Brennpunkte von Gewalt im Bereich der Bahnhöfe sind neben Bahnhöfen in erster Linie die S-Bahnen. Die Länder Berlin und Brandenburg haben bei Ausschreibungen von Regionalstrecken zuletzt den Einbau von Videokameras in den Zügen zur Bedingung gemacht. Bei den Berliner Verkehrsbetrieben (BVG) gehören Kameras in allen neuen Fahrzeugen zur Standardausrüstung. Auch alle Berliner U-Bahnhöfe werden mit Kameratechnik überwacht. Anders bei der S-Bahn, einem Tochterunternehmen der Deutschen Bahn. Bisher werden dort lediglich Bahnhöfe überwacht, in denen auch Züge des Fern- und Regionalverkehrs halten. Dazu gehören etwa der Hauptbahnhof und die Bahnhöfe Südkreuz und Alexanderplatz. An einigen S-Bahnhöfen sind zwar Kameras installiert. Sie dienen aber nur als Hilfen für die Triebfahrzeugführer, die damit aus dem Zug heraus prüfen können, ob noch Fahrgäste ein- oder aussteigen. Die von diesen Kameras gelieferten Bilder dürfen derzeit weder aufgezeichnet noch von der Polizei zur Strafverfolgung genutzt werden. Die Züge der S-Bahn sind kamerafreie Zonen. Ändern wird sich das erst nach 2017, wenn nach und nach neue Fahrzeuge zum Einsatz kommen.

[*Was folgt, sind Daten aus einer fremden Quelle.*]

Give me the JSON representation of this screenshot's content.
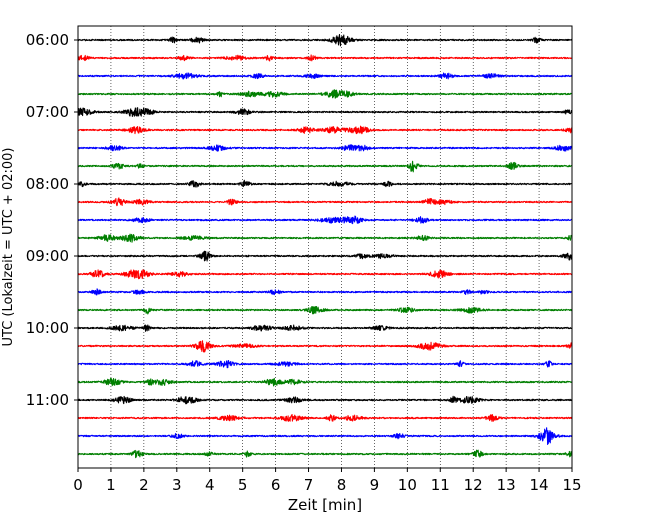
{
  "chart_data": {
    "type": "line",
    "xlabel": "Zeit  [min]",
    "ylabel": "UTC (Lokalzeit = UTC + 02:00)",
    "xlim": [
      0,
      15
    ],
    "x_ticks": [
      "0",
      "1",
      "2",
      "3",
      "4",
      "5",
      "6",
      "7",
      "8",
      "9",
      "10",
      "11",
      "12",
      "13",
      "14",
      "15"
    ],
    "y_ticks": [
      "06:00",
      "07:00",
      "08:00",
      "09:00",
      "10:00",
      "11:00"
    ],
    "grid": "vertical dotted lines at each minute",
    "trace_colors": [
      "#000000",
      "#ff0000",
      "#0000ff",
      "#007f00"
    ],
    "series": [
      {
        "start": "06:00",
        "duration_min": 15
      },
      {
        "start": "06:15",
        "duration_min": 15
      },
      {
        "start": "06:30",
        "duration_min": 15
      },
      {
        "start": "06:45",
        "duration_min": 15
      },
      {
        "start": "07:00",
        "duration_min": 15
      },
      {
        "start": "07:15",
        "duration_min": 15
      },
      {
        "start": "07:30",
        "duration_min": 15
      },
      {
        "start": "07:45",
        "duration_min": 15
      },
      {
        "start": "08:00",
        "duration_min": 15
      },
      {
        "start": "08:15",
        "duration_min": 15
      },
      {
        "start": "08:30",
        "duration_min": 15
      },
      {
        "start": "08:45",
        "duration_min": 15
      },
      {
        "start": "09:00",
        "duration_min": 15
      },
      {
        "start": "09:15",
        "duration_min": 15
      },
      {
        "start": "09:30",
        "duration_min": 15
      },
      {
        "start": "09:45",
        "duration_min": 15
      },
      {
        "start": "10:00",
        "duration_min": 15
      },
      {
        "start": "10:15",
        "duration_min": 15
      },
      {
        "start": "10:30",
        "duration_min": 15
      },
      {
        "start": "10:45",
        "duration_min": 15
      },
      {
        "start": "11:00",
        "duration_min": 15
      },
      {
        "start": "11:15",
        "duration_min": 15
      },
      {
        "start": "11:30",
        "duration_min": 15
      },
      {
        "start": "11:45",
        "duration_min": 15
      }
    ]
  }
}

Die über Jahre immer wieder laut gewordene Forderung nach moderner Sicherheitstechnik auch auf den Stationen der S-Bahn verhallte lange ohne Reaktion. Bis Ende 2012. Nach mehreren Gewaltvorfällen sollen nun auch die Bahnhöfe der Berliner S-Bahn schrittweise mit Videoüberwachung ausgerüstet werden. Der Bund stellt er Bundespolizei dafür zusätzliche 1,8 Millionen Euro zur Verfügung. Auf wie vielen der 166 S-Bahn-Stationen in Berlin und Brandenburg Kameras installiert werden, steht noch nicht fest.